Enforce non-compete agreement

The buyer may also award restricted stock to the management team as a way of enforcing a non-compete agreementNon-Solicitation AgreementA non-solicitation agreement is a contract that restricts an individual (typically a former employee) from soliciting employees or customers after. The new buyer wants the seller’s assurance that after buying the business, the seller will not venture into an identical business model that competes directly or indirectly with the buyer. The restricted stock becomes transferable after the expiration of an agreed upon period of time.

 

Units vs. Awards

Restricted stock units and restricted stock awards are two of the most popular stock bonus structures for employees. Here is an explanation of how the two stock variations compare to each other.

 

Restricted stock unit

A restricted stock unit refers to a promise to an employee to grant them a specific number of shares in the employing company. The stocks are issued on a vesting schedule, and the employee must continue working with the employer for a specified period of time before they can get the full rights to the stocks.

Sometimes, restricted stock for high-level executives may be tied to performance goals either at the individual or corporate level. The employee may have the option to choose to receive cash that equals the total value of the stock rather than receive the actual stock. Also, the holders of this type of stock do not typically enjoy voting rights.

 

Restricted stock award

Restricted stock awards share a lot of similarities with restricted stock units. Companies use these awards to grant employees company stock in addition to their regular compensation. One of the features that differentiate restricted stock awards from restricted stock units is that the former comes with voting rights immediately when awarded.

However, the employee cannot usually redeem restricted stock awards for cash, in contrast to the case with restricted stock units.

 

Restricted stock vs. stock options

Employees typically prefer owning restricted stock rather than stock options for several reasons, including:

 

Motivating tool

Employees are motivated to act and think like owners of the company when they are awarded restricted stock.
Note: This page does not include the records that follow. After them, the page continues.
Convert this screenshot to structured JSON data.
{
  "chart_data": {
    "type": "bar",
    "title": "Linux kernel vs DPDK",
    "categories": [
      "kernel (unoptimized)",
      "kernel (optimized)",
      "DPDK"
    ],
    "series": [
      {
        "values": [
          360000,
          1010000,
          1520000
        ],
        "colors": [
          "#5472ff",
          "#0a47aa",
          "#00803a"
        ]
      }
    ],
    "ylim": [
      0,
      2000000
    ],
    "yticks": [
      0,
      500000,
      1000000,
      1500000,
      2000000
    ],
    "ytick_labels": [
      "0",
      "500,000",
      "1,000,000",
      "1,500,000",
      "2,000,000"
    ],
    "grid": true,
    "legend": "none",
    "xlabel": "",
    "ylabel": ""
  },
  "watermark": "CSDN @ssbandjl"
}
This is because, when the restricted stock vests, the employee automatically becomes a part-owner of the company and is entitled to vote during special and annual general meetings. Hopefully, this motivates employees to focus more on achieving the overall corporate goals of the company.

In contrast, owning stock options tends more to make employees focus on short-term activities that can raise the stock price for short-term gains, rather than focusing on long-term gains that will help the company grow.

 

Stock options can easily become worthless

Stock options come with a high possibility of becoming worthless, as compared to restricted stock awards. If the stock price remains below or declines to below the option exercise price, then the option is essentially worthless, as the option holder cannot profitably exercise the option. This is in contrast to restricted stocks that retain some intrinsic value regardless of stock price movement.

 

Taxation

Restricted stock is considered gross income in regard to taxation. Furthermore, this income is recognized on the vesting date of the stocks. The vesting date is the date on which the stock can be transferred or sold by the grantee.
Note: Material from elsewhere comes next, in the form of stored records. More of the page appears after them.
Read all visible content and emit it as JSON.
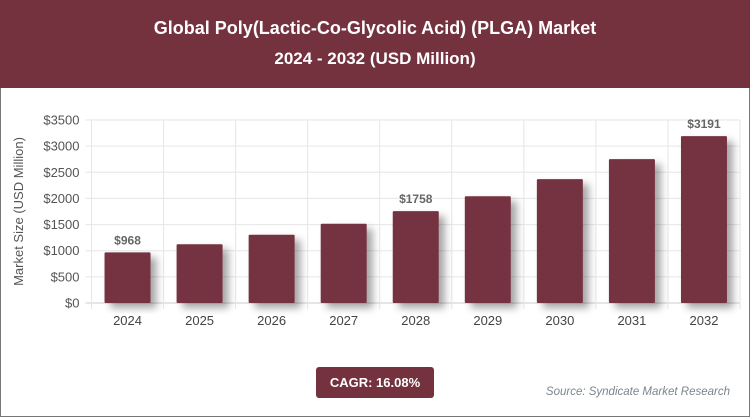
{
  "header": {
    "title": "Global Poly(Lactic-Co-Glycolic Acid) (PLGA) Market",
    "subtitle": "2024 - 2032 (USD Million)"
  },
  "cagr": "CAGR: 16.08%",
  "source": "Source: Syndicate Market Research",
  "colors": {
    "brand": "#74323f",
    "bar": "#74323f"
  },
  "chart_data": {
    "type": "bar",
    "title": "Global Poly(Lactic-Co-Glycolic Acid) (PLGA) Market",
    "ylabel": "Market Size (USD Million)",
    "xlabel": "",
    "categories": [
      "2024",
      "2025",
      "2026",
      "2027",
      "2028",
      "2029",
      "2030",
      "2031",
      "2032"
    ],
    "values": [
      968,
      1124,
      1305,
      1515,
      1758,
      2042,
      2370,
      2752,
      3191
    ],
    "data_labels": {
      "0": "$968",
      "4": "$1758",
      "8": "$3191"
    },
    "ylim": [
      0,
      3500
    ],
    "yticks": [
      "$0",
      "$500",
      "$1000",
      "$1500",
      "$2000",
      "$2500",
      "$3000",
      "$3500"
    ],
    "grid": true
  }
}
An employee pays income tax on the total value of the stock during the period in which it vests. The employee also pays capital gains tax on any gains in the value of the stock when it is sold. The amount of restricted stock that an employee is required to declare for tax purposes is the fair market value of the stock, minus the original exercise price.
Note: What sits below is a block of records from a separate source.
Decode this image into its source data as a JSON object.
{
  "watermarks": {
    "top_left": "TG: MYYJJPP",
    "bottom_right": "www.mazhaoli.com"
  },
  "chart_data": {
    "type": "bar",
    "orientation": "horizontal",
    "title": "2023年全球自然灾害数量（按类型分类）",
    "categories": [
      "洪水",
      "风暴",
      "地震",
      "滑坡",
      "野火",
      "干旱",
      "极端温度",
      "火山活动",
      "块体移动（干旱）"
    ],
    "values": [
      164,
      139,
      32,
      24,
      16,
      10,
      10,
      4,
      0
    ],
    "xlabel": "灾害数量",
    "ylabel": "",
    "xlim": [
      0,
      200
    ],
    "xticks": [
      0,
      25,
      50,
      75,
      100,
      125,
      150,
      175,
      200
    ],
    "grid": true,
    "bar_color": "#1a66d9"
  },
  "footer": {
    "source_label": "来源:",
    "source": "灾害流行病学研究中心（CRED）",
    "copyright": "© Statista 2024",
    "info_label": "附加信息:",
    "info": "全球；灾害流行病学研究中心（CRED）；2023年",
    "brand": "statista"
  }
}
A holder of restricted stock may exercise a Section 83-B election that allows him/her to use the price on the grant date rather than the vesting date price to calculate the amount of income tax due. This requires the tax to be paid before the vesting date, but helps minimize the amount of tax liability if the stock is granted at a lower price. However, taking this action is risky because, if the restricted stock never vests, the taxes already paid on it are non-refundable.